The Probability of Miracles
Wendy Wunder
Review brought to you by OBS staff member Autumn
Dry, sarcastic, sixteen-year-old Cam Cooper has spent the last seven years in and out of hospitals. The last thing she wants to do in the short life she has left is move 1,500 miles away to Promise, Maine – a place known for the miraculous events that occur there. But it’s undeniable that strange things happen in Promise: everlasting sunsets; purple dandelions; flamingos in the frigid Atlantic; an elusive boy named Asher; and finally, a mysterious envelope containing a list of things for Cam to do before she dies. As Cam checks each item off the list, she finally learns to believe – in love, in herself, and even in miracles. (Goodreads)
Review:
I can’t remember the last time that I read a book that made me so emotional right from the start. The Probability of Miracles is one such book.

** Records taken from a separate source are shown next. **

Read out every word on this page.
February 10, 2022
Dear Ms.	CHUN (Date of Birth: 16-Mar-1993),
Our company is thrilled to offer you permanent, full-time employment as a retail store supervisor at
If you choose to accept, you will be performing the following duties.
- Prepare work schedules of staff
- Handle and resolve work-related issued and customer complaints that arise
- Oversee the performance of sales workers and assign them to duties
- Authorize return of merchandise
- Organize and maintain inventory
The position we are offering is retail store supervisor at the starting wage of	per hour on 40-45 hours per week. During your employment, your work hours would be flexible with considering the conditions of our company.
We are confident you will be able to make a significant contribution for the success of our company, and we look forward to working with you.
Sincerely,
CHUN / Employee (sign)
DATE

Campbell Cooper is a very young sixteen years old and is fighting incurable cancer. She hides her real feelings behind sharp sarcasm and logic, which I found both exasperating and endearing. Her eccentric mother, Alicia, tries to get Cam to believe in hope again by taking her and her younger sister, Perry, on a trip to a city in Maine that is rumored to be the center of some unexplained activity.

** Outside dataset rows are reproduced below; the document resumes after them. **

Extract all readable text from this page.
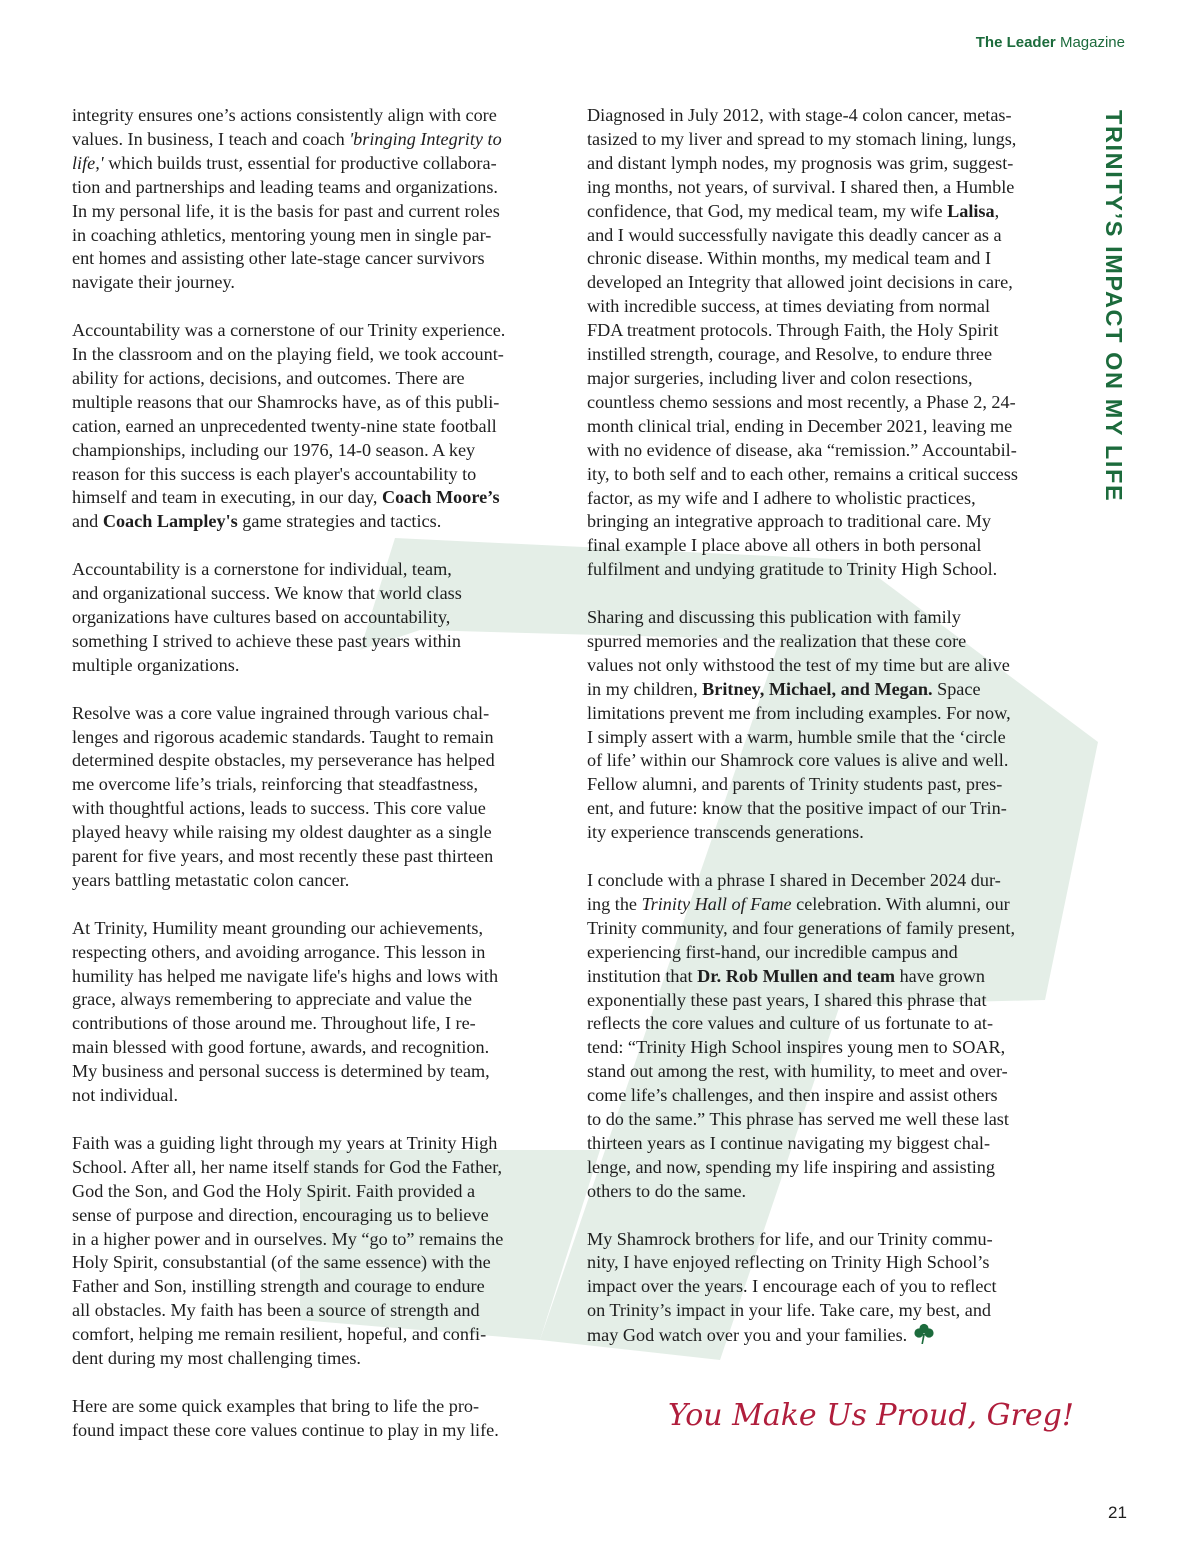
The Leader Magazine

integrity ensures one’s actions consistently align with core
values. In business, I teach and coach 'bringing Integrity to
life,' which builds trust, essential for productive collabora-
tion and partnerships and leading teams and organizations.
In my personal life, it is the basis for past and current roles
in coaching athletics, mentoring young men in single par-
ent homes and assisting other late-stage cancer survivors
navigate their journey.

Accountability was a cornerstone of our Trinity experience.
In the classroom and on the playing field, we took account-
ability for actions, decisions, and outcomes. There are
multiple reasons that our Shamrocks have, as of this publi-
cation, earned an unprecedented twenty-nine state football
championships, including our 1976, 14-0 season. A key
reason for this success is each player's accountability to
himself and team in executing, in our day, Coach Moore’s
and Coach Lampley's game strategies and tactics.

Accountability is a cornerstone for individual, team,
and organizational success. We know that world class
organizations have cultures based on accountability,
something I strived to achieve these past years within
multiple organizations.

Resolve was a core value ingrained through various chal-
lenges and rigorous academic standards. Taught to remain
determined despite obstacles, my perseverance has helped
me overcome life’s trials, reinforcing that steadfastness,
with thoughtful actions, leads to success. This core value
played heavy while raising my oldest daughter as a single
parent for five years, and most recently these past thirteen
years battling metastatic colon cancer.

At Trinity, Humility meant grounding our achievements,
respecting others, and avoiding arrogance. This lesson in
humility has helped me navigate life's highs and lows with
grace, always remembering to appreciate and value the
contributions of those around me. Throughout life, I re-
main blessed with good fortune, awards, and recognition.
My business and personal success is determined by team,
not individual.

Faith was a guiding light through my years at Trinity High
School. After all, her name itself stands for God the Father,
God the Son, and God the Holy Spirit. Faith provided a
sense of purpose and direction, encouraging us to believe
in a higher power and in ourselves. My “go to” remains the
Holy Spirit, consubstantial (of the same essence) with the
Father and Son, instilling strength and courage to endure
all obstacles. My faith has been a source of strength and
comfort, helping me remain resilient, hopeful, and confi-
dent during my most challenging times.

Here are some quick examples that bring to life the pro-
found impact these core values continue to play in my life.

Diagnosed in July 2012, with stage-4 colon cancer, metas-
tasized to my liver and spread to my stomach lining, lungs,
and distant lymph nodes, my prognosis was grim, suggest-
ing months, not years, of survival. I shared then, a Humble
confidence, that God, my medical team, my wife Lalisa,
and I would successfully navigate this deadly cancer as a
chronic disease. Within months, my medical team and I
developed an Integrity that allowed joint decisions in care,
with incredible success, at times deviating from normal
FDA treatment protocols. Through Faith, the Holy Spirit
instilled strength, courage, and Resolve, to endure three
major surgeries, including liver and colon resections,
countless chemo sessions and most recently, a Phase 2, 24-
month clinical trial, ending in December 2021, leaving me
with no evidence of disease, aka “remission.” Accountabil-
ity, to both self and to each other, remains a critical success
factor, as my wife and I adhere to wholistic practices,
bringing an integrative approach to traditional care. My
final example I place above all others in both personal
fulfilment and undying gratitude to Trinity High School.

Sharing and discussing this publication with family
spurred memories and the realization that these core
values not only withstood the test of my time but are alive
in my children, Britney, Michael, and Megan. Space
limitations prevent me from including examples. For now,
I simply assert with a warm, humble smile that the ‘circle
of life’ within our Shamrock core values is alive and well.
Fellow alumni, and parents of Trinity students past, pres-
ent, and future: know that the positive impact of our Trin-
ity experience transcends generations.

I conclude with a phrase I shared in December 2024 dur-
ing the Trinity Hall of Fame celebration. With alumni, our
Trinity community, and four generations of family present,
experiencing first-hand, our incredible campus and
institution that Dr. Rob Mullen and team have grown
exponentially these past years, I shared this phrase that
reflects the core values and culture of us fortunate to at-
tend: “Trinity High School inspires young men to SOAR,
stand out among the rest, with humility, to meet and over-
come life’s challenges, and then inspire and assist others
to do the same.” This phrase has served me well these last
thirteen years as I continue navigating my biggest chal-
lenge, and now, spending my life inspiring and assisting
others to do the same.

My Shamrock brothers for life, and our Trinity commu-
nity, I have enjoyed reflecting on Trinity High School’s
impact over the years. I encourage each of you to reflect
on Trinity’s impact in your life. Take care, my best, and
may God watch over you and your families.

TRINITY’S IMPACT ON MY LIFE
You Make Us Proud, Greg!
21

Promise has seen some incredible miracles. People have been inexplicably cured, animals have suddenly appeared where they shouldn’t and flowers bloom in strange colors. It is here that Cam meets a beautiful boy by the name of Asher.
Asher is one of my favorite characters in the book. His free spirit turns out to be just the thing to help Cam embrace her life just as it is. He makes a pact to help her check off all of the things that are on her “Flamingo” list and in the process they fall deeply in love. Under the wide blue sky of Promise, Cam seems to finally get well – until she isn’t.
I related to Cam on so many levels. I grew up in the same area as she did and that added another subtle nuance for me to experience it once again through her eyes.
I felt as if I was on a wild emotional rollercoaster while reading this book and would recommend reading it in a place where you aren’t afraid to break into an ugly cry because it is just that brilliantly haunting.